Related: 9 Extremely Smart Startup Financing Stories
4. Market penetration
There are a few market penetration scenarios that potential investors will immediately target (for better or for worse):
- The market is small and you dominate, but may have a hard growth cap (example: Wild Earth)
- The market is large but ripe for disruption and you have one or more differentiators that will help you gain market share (Example: Dollar Shave Club)
- The market is new and you have the plan to publicize the market need and your solution (example: Fitbit, early 2010s)
Agencies can analyze and tell you which segment you are in. For Wild Earth, an agency would help define the target market by segmenting data into silos (e.g., vegans, dog owners, owners who only feed their dogs dry food, owners who feed online, and owners who pay a premium for food and shipping). Refer to that relatively small audience that lives at the intersection of those segments with data such as rising CACs and relatively high impression share. That company seems like a bad choice for investor funds unless you can leverage what you already do in other product categories.

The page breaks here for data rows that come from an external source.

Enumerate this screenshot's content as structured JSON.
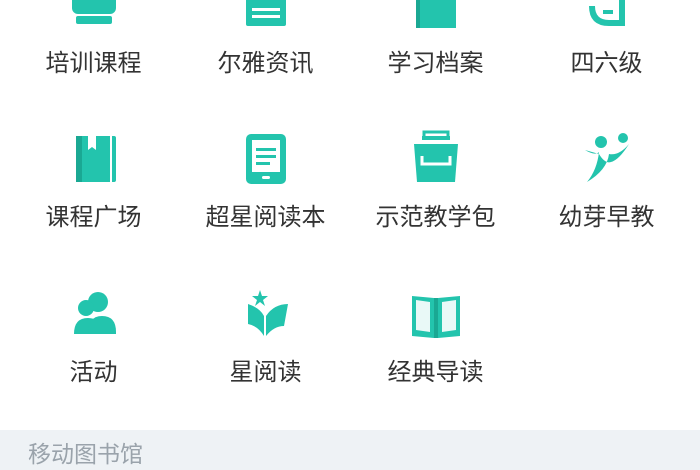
{
  "accent_color": "#23c4ad",
  "grid": {
    "items": [
      {
        "label": "培训课程",
        "icon": "training-course-icon"
      },
      {
        "label": "尔雅资讯",
        "icon": "news-icon"
      },
      {
        "label": "学习档案",
        "icon": "learning-archive-icon"
      },
      {
        "label": "四六级",
        "icon": "cet-icon"
      },
      {
        "label": "课程广场",
        "icon": "course-square-icon"
      },
      {
        "label": "超星阅读本",
        "icon": "ebook-reader-icon"
      },
      {
        "label": "示范教学包",
        "icon": "teaching-package-icon"
      },
      {
        "label": "幼芽早教",
        "icon": "early-education-icon"
      },
      {
        "label": "活动",
        "icon": "activity-icon"
      },
      {
        "label": "星阅读",
        "icon": "star-reading-icon"
      },
      {
        "label": "经典导读",
        "icon": "classic-reading-icon"
      }
    ]
  },
  "section": {
    "title": "移动图书馆"
  }
}
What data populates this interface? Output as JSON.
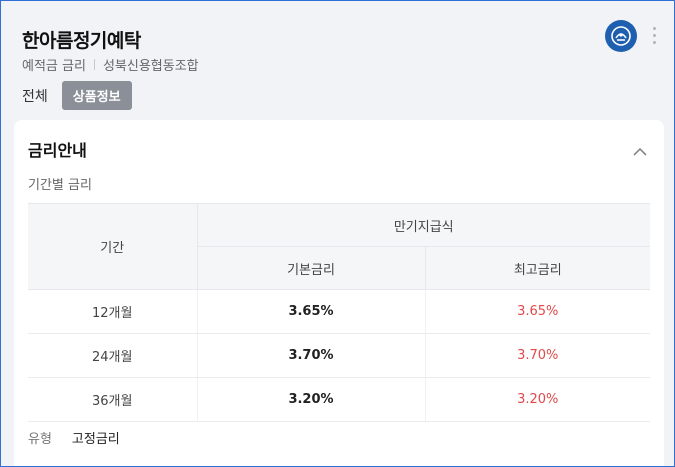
{
  "product": {
    "title": "한아름정기예탁",
    "subtitle_left": "예적금 금리",
    "subtitle_right": "성북신용협동조합"
  },
  "tabs": [
    "전체",
    "상품정보"
  ],
  "active_tab": "상품정보",
  "card": {
    "title": "금리안내",
    "section_label": "기간별 금리",
    "table": {
      "period_header": "기간",
      "group_header": "만기지급식",
      "col_base": "기본금리",
      "col_max": "최고금리",
      "rows": [
        {
          "period": "12개월",
          "base": "3.65%",
          "max": "3.65%"
        },
        {
          "period": "24개월",
          "base": "3.70%",
          "max": "3.70%"
        },
        {
          "period": "36개월",
          "base": "3.20%",
          "max": "3.20%"
        }
      ]
    },
    "type_label": "유형",
    "type_value": "고정금리"
  },
  "colors": {
    "accent_red": "#e04a4a",
    "logo_blue": "#1f5fb0",
    "active_tab_bg": "#8a8f98"
  }
}
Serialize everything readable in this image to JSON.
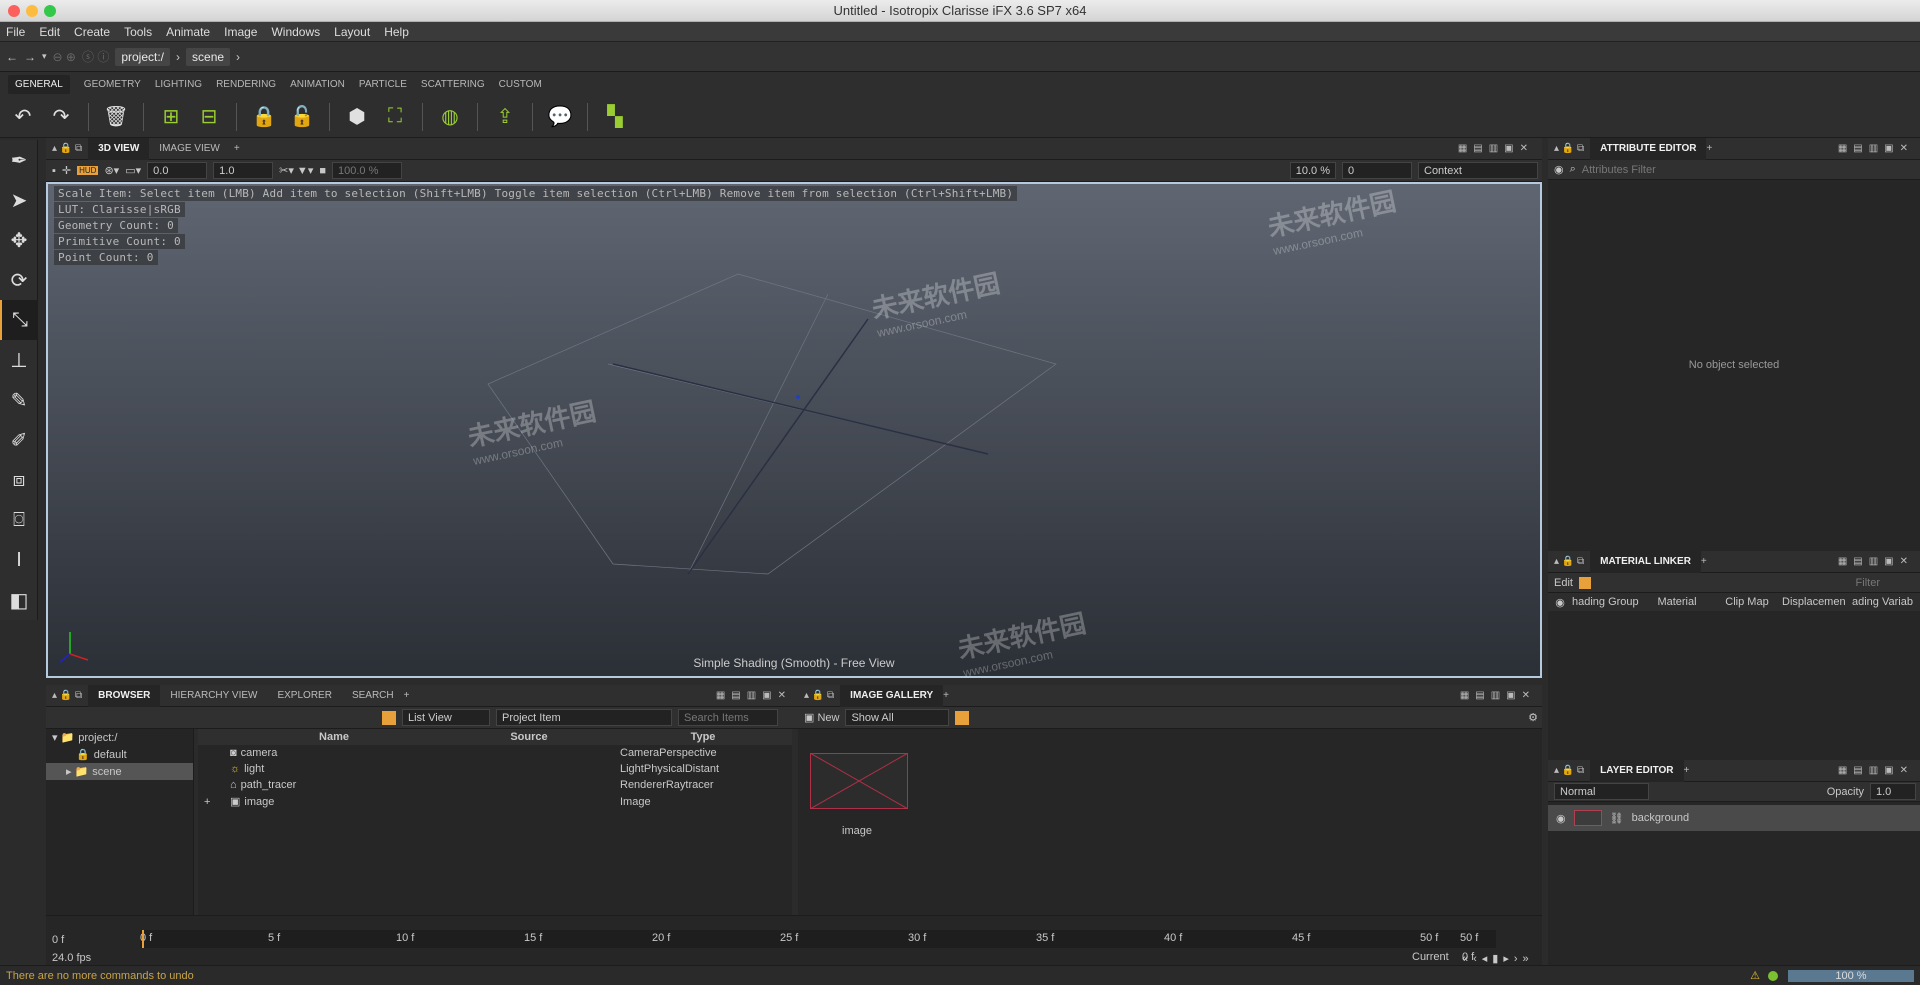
{
  "window": {
    "title": "Untitled - Isotropix Clarisse iFX 3.6 SP7 x64"
  },
  "menu": [
    "File",
    "Edit",
    "Create",
    "Tools",
    "Animate",
    "Image",
    "Windows",
    "Layout",
    "Help"
  ],
  "address": {
    "crumbs": [
      "project:/",
      "scene"
    ]
  },
  "shelf_tabs": [
    "GENERAL",
    "GEOMETRY",
    "LIGHTING",
    "RENDERING",
    "ANIMATION",
    "PARTICLE",
    "SCATTERING",
    "CUSTOM"
  ],
  "view_tabs": [
    "3D VIEW",
    "IMAGE VIEW"
  ],
  "view_toolbar": {
    "v1": "0.0",
    "v2": "1.0",
    "v3": "100.0 %",
    "pct": "10.0 %",
    "frame": "0",
    "context": "Context"
  },
  "hud": {
    "hint": "Scale Item: Select item (LMB)  Add item to selection (Shift+LMB)  Toggle item selection (Ctrl+LMB)  Remove item from selection (Ctrl+Shift+LMB)",
    "lut": "LUT: Clarisse|sRGB",
    "geometry": "Geometry Count: 0",
    "primitive": "Primitive Count: 0",
    "point": "Point Count: 0",
    "shading": "Simple Shading (Smooth) - Free View"
  },
  "watermark": {
    "cn": "未来软件园",
    "url": "www.orsoon.com"
  },
  "attribute_editor": {
    "title": "ATTRIBUTE EDITOR",
    "filter": "Attributes Filter",
    "empty": "No object selected"
  },
  "material_linker": {
    "title": "MATERIAL LINKER",
    "edit": "Edit",
    "filter": "Filter",
    "columns": [
      "hading Group",
      "Material",
      "Clip Map",
      "Displacemen",
      "ading Variab"
    ]
  },
  "layer_editor": {
    "title": "LAYER EDITOR",
    "mode": "Normal",
    "opacity_label": "Opacity",
    "opacity": "1.0",
    "layer": "background"
  },
  "browser": {
    "tabs": [
      "BROWSER",
      "HIERARCHY VIEW",
      "EXPLORER",
      "SEARCH"
    ],
    "list_view": "List View",
    "project_item": "Project Item",
    "search": "Search Items",
    "tree": [
      "project:/",
      "default",
      "scene"
    ],
    "columns": [
      "Name",
      "Source",
      "Type"
    ],
    "rows": [
      {
        "name": "camera",
        "source": "",
        "type": "CameraPerspective"
      },
      {
        "name": "light",
        "source": "",
        "type": "LightPhysicalDistant"
      },
      {
        "name": "path_tracer",
        "source": "",
        "type": "RendererRaytracer"
      },
      {
        "name": "image",
        "source": "",
        "type": "Image"
      }
    ]
  },
  "gallery": {
    "title": "IMAGE GALLERY",
    "new": "New",
    "show": "Show All",
    "item": "image"
  },
  "timeline": {
    "start": "0 f",
    "fps": "24.0 fps",
    "end": "50 f",
    "current_label": "Current",
    "current": "0 f",
    "ticks": [
      "0 f",
      "5 f",
      "10 f",
      "15 f",
      "20 f",
      "25 f",
      "30 f",
      "35 f",
      "40 f",
      "45 f",
      "50 f"
    ]
  },
  "status": {
    "message": "There are no more commands to undo",
    "zoom": "100 %"
  }
}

If things like search volume and available impression volume are strangely low, you may have a great opportunity to build exposure for your product or service as the leader of a new market (or market segment). “Video rentals” probably had a ton of search volume when Netflix was in its infancy, but “online video rentals” or “video rentals by mail” were exponentially less popular searches that, when combined with the rising trends of online shopping and engagement, showed a market ripe for introduction. Brands like Peleton (home spinning classes vs. spinning classes) and Rent the Runway (luxury fashion for rent vs. luxury fashion) represent similar scenarios that, when told right, represent catnip to intelligent investors.
The takeaway meals
With start-up funding relatively hard to come by, recognize that poor indicators in any of these areas put you out of the position of leaving behind a multimillion-dollar VC pitch. But there is still hope. First, most problems in these areas are fixable. Second, if you solve them now, you’ll be extremely well positioned to take full advantage of future VC investments if you have a better story.